What remedies may the courts or other adjudicators grant?

The most common remedy granted by the courts or by CONAR is an injunction to immediately suspend the advertising campaign.

Regarding the Brazilian judiciary, it is possible to seek others remedies, such as damages, an injunction to do or not to do something or an injunction to anticipate the production of evidence. For instance, a company may request an injunction to immediately suspend a comparative campaign that denigrates the company’s image, as well as request losses and damages.

Length of proceedings

How long do proceedings normally take from start to conclusion?

There is no precise time frame for a decision from CONAR. Based on previous experience, a first decision can be granted by CONAR within one or two months and, therefore, a final decision can be issued within approximately six months.

Regarding the judiciary, first instance decisions can be granted within one or two years, and a court´s final decision can be issued within six to eight years, depending on the complexity of the case.

Cost of proceedings

How much do such proceedings typically cost?
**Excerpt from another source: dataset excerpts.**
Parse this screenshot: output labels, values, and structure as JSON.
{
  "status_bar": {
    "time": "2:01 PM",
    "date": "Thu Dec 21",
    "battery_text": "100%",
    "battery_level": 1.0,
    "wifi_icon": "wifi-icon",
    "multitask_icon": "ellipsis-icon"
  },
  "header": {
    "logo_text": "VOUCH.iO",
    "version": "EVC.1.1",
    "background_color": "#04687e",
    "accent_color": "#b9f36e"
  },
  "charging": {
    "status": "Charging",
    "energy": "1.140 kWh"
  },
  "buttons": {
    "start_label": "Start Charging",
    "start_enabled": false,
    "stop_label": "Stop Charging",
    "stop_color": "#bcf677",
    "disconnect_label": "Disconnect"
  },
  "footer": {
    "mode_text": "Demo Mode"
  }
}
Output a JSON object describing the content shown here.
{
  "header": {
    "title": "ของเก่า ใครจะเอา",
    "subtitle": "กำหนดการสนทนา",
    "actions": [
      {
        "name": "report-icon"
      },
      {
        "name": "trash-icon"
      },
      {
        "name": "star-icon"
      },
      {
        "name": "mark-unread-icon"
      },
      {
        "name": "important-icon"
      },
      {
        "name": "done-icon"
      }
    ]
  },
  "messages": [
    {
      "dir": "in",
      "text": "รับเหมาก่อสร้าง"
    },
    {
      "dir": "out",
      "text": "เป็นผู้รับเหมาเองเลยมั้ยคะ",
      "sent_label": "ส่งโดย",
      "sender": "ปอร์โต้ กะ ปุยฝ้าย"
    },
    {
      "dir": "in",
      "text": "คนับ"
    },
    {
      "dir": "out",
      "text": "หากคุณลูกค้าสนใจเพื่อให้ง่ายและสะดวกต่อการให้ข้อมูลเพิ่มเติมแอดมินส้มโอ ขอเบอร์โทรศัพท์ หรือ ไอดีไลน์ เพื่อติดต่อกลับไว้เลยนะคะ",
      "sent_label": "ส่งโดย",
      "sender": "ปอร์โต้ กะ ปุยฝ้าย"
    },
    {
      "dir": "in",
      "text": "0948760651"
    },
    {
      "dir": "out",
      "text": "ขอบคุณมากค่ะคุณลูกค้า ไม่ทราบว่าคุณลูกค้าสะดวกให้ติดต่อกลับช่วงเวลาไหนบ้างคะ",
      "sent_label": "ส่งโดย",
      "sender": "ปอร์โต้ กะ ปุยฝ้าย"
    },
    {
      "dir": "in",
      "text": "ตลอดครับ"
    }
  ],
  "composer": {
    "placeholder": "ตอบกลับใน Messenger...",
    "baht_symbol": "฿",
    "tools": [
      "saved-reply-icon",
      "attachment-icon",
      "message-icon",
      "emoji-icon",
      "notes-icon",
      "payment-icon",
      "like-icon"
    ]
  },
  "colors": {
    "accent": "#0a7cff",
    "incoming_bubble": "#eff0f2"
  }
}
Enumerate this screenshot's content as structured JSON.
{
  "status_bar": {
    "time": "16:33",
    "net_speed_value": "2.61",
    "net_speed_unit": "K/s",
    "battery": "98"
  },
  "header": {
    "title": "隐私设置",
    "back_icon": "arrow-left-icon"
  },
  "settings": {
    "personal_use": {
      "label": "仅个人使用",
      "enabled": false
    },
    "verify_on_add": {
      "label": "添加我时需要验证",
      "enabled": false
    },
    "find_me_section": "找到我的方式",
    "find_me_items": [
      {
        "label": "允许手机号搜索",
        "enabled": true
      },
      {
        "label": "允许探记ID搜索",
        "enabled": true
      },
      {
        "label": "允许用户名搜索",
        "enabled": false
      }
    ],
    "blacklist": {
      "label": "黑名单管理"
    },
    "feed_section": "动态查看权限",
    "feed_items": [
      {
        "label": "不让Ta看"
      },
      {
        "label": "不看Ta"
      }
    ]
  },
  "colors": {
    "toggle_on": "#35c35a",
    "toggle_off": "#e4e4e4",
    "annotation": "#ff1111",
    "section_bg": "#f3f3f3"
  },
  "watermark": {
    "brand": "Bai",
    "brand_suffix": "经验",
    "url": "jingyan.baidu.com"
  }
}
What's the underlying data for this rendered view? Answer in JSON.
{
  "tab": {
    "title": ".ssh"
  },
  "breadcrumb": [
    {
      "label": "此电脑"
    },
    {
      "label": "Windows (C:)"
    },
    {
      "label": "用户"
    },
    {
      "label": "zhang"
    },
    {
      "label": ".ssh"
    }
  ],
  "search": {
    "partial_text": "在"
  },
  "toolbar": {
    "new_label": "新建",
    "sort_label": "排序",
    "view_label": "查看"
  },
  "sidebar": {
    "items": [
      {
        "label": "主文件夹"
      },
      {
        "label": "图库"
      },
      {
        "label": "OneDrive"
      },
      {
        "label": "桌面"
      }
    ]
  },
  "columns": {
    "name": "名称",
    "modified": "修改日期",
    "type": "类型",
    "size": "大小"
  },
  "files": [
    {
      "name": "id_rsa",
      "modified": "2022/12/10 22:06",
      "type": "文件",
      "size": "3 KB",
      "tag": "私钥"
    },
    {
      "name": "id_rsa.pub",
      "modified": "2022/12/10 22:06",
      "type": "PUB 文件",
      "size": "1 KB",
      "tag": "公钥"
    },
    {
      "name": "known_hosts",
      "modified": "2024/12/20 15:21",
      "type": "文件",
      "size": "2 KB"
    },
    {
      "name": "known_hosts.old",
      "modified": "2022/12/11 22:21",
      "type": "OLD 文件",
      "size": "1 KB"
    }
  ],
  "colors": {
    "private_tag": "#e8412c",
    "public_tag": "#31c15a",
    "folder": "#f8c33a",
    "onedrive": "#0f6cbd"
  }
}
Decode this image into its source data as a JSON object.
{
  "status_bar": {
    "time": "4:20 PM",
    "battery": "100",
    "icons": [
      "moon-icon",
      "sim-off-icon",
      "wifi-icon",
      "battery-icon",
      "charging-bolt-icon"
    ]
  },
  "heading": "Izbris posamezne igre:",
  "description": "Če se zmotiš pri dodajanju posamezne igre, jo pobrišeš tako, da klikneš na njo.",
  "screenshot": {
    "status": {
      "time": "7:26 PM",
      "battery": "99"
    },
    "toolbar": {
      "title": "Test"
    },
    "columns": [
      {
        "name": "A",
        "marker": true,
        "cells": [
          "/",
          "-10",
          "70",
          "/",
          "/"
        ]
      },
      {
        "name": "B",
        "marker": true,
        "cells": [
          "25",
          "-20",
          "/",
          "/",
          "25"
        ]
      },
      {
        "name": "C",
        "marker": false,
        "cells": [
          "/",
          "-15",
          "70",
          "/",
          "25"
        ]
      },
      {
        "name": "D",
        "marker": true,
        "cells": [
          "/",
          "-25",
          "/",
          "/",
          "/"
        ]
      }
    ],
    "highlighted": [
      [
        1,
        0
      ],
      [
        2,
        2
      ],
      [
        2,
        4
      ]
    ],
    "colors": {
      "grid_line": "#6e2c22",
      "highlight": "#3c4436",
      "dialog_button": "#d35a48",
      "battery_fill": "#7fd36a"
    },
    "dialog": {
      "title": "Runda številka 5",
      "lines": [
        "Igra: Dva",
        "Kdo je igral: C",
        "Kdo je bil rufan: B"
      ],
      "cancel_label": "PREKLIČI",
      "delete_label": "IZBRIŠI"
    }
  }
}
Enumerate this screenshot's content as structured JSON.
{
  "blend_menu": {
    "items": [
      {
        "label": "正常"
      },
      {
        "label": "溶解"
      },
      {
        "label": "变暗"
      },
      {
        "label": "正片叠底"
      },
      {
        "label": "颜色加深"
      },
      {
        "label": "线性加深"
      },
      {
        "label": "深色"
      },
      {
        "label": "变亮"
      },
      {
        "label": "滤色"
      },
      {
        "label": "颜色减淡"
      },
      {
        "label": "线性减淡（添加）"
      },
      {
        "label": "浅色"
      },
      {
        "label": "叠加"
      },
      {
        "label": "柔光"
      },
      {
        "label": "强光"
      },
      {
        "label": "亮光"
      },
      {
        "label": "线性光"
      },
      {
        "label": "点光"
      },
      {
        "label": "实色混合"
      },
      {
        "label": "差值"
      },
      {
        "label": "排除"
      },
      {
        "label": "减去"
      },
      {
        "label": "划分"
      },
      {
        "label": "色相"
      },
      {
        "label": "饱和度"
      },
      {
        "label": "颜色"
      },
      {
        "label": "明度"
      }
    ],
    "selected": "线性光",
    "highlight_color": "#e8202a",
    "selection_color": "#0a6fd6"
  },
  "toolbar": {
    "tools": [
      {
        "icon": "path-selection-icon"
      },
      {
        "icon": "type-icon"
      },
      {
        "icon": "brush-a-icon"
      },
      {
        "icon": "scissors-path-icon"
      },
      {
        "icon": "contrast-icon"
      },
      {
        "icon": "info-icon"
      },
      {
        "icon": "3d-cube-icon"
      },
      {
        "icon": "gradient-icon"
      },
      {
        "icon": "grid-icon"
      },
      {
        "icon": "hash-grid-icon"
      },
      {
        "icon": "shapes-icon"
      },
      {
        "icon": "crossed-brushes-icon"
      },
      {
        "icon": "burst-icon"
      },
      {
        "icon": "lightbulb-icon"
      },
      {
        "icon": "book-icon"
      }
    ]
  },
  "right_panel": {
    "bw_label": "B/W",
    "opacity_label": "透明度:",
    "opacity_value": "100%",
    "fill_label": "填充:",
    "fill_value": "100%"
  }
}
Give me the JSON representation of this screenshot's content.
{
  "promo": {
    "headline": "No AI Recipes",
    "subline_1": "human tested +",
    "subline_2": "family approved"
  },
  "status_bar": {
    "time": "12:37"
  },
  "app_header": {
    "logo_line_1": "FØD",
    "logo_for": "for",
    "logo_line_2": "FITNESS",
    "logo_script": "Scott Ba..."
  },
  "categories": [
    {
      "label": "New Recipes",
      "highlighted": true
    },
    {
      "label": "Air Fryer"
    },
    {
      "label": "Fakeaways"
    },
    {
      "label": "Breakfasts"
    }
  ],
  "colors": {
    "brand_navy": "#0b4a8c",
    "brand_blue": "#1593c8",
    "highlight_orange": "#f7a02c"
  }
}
Are costs and legal fees recoverable?

There is no average market value for such proceedings. The costs will depend on the complexity of the case, the need to carry out a procedure to collect evidence, the expenses involved, and so on.

At CONAR, the legal fees are not recoverable. In the judiciary, the party that wins the lawsuit may claim a reimbursement for the expenses and legal fees related to the lawsuit from the other party.

Appeals

What appeals are available from the decision of a court or other adjudicating body?

Through CONAR and the judiciary, there are three instances to be covered. At CONAR, after the initial decision, there is an appeal to the appellate chamber and a second appeal to the plenary if the appellate chamber decision is not unanimous.

The judiciary also has a second level and a special level circuit to address appeals. The last decision may be issued by the Supreme Court, depending on the circumstances.

Misleading advertising

Editorial and advertising

How is editorial content differentiated from advertising?

Editorial content has a journalistic format, with the sole purpose of transmitting to society a fact or an event, even if it is the coverage of the launch of a new product. In principle, the editorial is created with no influence of the advertiser.

Advertising is intended to promote a product or service, with the purpose of encouraging consumers to acquire them. If advertisers influence the editorial in any way, as in the case of influencers, there is a need to indicate that the editorial is advertising.

Advertising that requires substantiation

How does your law distinguish between ‘puffery’ and advertising claims that require support?

In the Brazilian laws and regulations, there are no provisions related to puffery; therefore, there is no basis to distinguish, with precision, puffery from claims that require support.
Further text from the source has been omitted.